Look at your energy and body language. Are you tense? Nervous? Moving stiffly or trembling? Breathing unevenly? If you’re on the walk, all of these signals will go right down the leash and alert your dog, and she will react accordingly.

If it seems that your dog is becoming fearful or aggressive because of your energy, then learn to achieve a calm, assertive state first, then see if this changes your dog’s behavior. If it does, then congratulations — you’ve helped your dog get over negative associations with having been bitten. But what do you do if your dog’s behavior doesn’t change?

Check your dog’s behavior
The next step in rehabilitation depends on how your dog is reacting to other dogs. She may be timid or nervous and try to avoid other dogs; she may be fearful but show aggression toward other dogs, or she may show aggression and no fear.

  1. If your dog is timid and showing avoidance…
    If your dog tries to avoid other dogs, or starts showing signs of fear like shaking or going low to the ground, then the best route to rehabilitation is socialization with other dogs. Expose your dog to other dogs in controlled settings, like with friends’ or neighbor’s dogs, or take her (on-leash) to the small/timid dog area of the dog park, if available.

    Don’t try to force him to socialize with other dogs, but don’t let him try to hide behind you, either. The goal here is to get him used to being around other dogs without feeling the need to panic or run.

    You can also help a fearful dog by boosting her self-esteem with things like running obstacle courses, giving her a job to do, or teaching her new tricks. By taking your dog to a group training class in obedience, agility, socialization, or Treibball, you can combine self-esteem building with socialization.
     

  2. If your dog is fearful but showing aggression…
    Fear aggression can be difficult to deal with, but not impossible. You can tell the difference between it and non-fearful aggression by watching your dog’s body language before it lunges. If the dog seems submissive and in retreat but then abruptly lashes out, then the source of his aggression is fear, especially if he seems to give a warning nip and then back away.

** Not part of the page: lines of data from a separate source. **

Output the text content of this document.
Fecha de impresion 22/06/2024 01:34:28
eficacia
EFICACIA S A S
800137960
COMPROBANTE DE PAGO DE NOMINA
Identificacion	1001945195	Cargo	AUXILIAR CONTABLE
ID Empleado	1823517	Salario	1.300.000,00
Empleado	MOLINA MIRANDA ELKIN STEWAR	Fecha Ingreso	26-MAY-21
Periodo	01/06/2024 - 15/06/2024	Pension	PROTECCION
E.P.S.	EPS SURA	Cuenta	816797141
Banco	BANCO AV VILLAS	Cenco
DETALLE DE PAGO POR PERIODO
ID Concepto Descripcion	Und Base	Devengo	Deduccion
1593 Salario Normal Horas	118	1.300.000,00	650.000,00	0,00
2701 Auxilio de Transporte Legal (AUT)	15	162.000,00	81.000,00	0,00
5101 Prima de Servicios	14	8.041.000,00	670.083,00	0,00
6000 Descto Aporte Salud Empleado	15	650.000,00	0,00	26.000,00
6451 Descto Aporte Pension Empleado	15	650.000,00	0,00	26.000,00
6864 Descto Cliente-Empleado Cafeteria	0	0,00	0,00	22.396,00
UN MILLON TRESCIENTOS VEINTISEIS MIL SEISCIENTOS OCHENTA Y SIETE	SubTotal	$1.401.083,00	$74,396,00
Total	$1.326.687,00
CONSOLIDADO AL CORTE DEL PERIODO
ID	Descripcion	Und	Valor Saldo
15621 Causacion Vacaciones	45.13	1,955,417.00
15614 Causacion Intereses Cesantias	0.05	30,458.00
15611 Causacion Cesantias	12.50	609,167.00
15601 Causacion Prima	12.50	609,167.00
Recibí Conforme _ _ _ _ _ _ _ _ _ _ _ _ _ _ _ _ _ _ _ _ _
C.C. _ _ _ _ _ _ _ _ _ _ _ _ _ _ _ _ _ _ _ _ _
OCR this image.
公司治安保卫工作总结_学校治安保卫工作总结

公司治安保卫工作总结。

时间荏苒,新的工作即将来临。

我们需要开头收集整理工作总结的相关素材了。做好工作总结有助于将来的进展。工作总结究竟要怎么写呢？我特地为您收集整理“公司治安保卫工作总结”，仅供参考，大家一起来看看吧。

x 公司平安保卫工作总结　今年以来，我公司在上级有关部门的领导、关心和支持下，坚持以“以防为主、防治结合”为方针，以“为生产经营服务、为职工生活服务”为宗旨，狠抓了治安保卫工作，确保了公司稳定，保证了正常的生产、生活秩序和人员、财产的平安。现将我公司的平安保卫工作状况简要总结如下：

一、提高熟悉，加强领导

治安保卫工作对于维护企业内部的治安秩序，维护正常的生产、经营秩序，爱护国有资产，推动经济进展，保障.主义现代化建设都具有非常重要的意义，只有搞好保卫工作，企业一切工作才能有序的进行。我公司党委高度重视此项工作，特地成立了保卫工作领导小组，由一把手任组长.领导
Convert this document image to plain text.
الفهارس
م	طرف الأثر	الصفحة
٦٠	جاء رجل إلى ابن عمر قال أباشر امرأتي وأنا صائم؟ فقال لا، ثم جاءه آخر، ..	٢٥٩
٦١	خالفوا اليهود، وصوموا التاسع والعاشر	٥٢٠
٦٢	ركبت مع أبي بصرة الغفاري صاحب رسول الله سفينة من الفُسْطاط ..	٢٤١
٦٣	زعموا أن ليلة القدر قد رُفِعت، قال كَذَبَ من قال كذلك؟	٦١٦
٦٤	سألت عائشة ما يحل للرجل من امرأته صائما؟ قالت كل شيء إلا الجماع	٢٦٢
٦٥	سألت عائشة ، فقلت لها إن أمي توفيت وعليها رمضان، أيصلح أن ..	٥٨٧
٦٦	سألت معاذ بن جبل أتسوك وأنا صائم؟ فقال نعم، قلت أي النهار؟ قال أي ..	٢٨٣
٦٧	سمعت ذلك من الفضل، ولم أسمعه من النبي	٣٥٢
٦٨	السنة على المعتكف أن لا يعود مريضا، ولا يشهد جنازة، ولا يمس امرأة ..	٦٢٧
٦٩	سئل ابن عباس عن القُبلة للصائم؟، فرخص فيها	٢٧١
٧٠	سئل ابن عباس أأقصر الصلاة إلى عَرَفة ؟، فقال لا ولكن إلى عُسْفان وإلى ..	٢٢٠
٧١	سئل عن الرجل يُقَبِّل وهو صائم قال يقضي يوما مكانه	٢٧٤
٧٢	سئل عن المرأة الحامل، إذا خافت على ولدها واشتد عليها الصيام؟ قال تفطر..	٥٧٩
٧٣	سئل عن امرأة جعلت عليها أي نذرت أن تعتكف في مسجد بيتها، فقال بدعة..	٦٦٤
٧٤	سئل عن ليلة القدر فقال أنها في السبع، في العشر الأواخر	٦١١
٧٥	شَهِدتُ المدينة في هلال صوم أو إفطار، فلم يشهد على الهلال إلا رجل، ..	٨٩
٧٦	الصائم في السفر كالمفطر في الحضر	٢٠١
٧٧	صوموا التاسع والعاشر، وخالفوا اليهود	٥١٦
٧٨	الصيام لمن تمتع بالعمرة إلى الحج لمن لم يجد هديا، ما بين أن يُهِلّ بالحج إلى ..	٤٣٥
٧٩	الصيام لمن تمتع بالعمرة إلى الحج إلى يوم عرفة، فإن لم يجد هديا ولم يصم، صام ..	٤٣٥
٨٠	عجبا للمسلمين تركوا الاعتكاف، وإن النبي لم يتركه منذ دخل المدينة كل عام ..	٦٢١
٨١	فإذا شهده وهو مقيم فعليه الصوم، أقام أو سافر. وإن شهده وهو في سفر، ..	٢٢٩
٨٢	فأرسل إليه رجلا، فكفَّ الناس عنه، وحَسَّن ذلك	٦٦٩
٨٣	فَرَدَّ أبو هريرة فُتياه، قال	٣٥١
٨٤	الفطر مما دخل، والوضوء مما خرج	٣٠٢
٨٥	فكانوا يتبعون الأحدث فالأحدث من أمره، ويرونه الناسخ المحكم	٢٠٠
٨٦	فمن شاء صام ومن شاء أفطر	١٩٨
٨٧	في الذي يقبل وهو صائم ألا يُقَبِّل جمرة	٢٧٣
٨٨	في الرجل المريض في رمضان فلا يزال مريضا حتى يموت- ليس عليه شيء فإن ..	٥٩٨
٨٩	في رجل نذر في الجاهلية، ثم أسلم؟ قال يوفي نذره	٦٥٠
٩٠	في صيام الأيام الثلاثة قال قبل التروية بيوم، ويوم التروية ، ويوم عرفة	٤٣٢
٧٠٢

    In these cases, your dog needs you to be a calm, assertive, and confident Pack Leader more than any other, fulfilling the primary function of providing protection and direction. You can also use socialization, although initially in a much more controlled manner. Dogs with fearful aggression can respond well to pack walks because their instinct to move forward with the pack will help override their fear.
     

  3. If your dog has become aggressive…
    Dogs become aggressive when they’re frustrated, and they become frustrated if you don’t provide them with clear rules, boundaries, and limitations.

    You can help to reduce their aggressive tendencies on the walk by making it a ritual through which the dog earns the right to go outside. Before you put the leash on, she has to sit calmly; she can’t go out the open door until you’ve gone out and then invited her; and she has to stay next to or just behind you.

    You can also help limit aggression by knowing when and how to correct it — with a short sideways tug of the leash at just the moment the dog starts to show any sign of it. This can take practice to get the timing right. If you’re having trouble with the correction, your dog still shows aggression that you can’t control, or the dog is large or a power breed, then consulting a professional trainer is probably the best approach for both of you.

No one wants to see their dog get bitten, but it’s up to us as Pack Leaders to do the right thing, not only when it happens but after the fact, to rehabilitate our dogs and restore balance.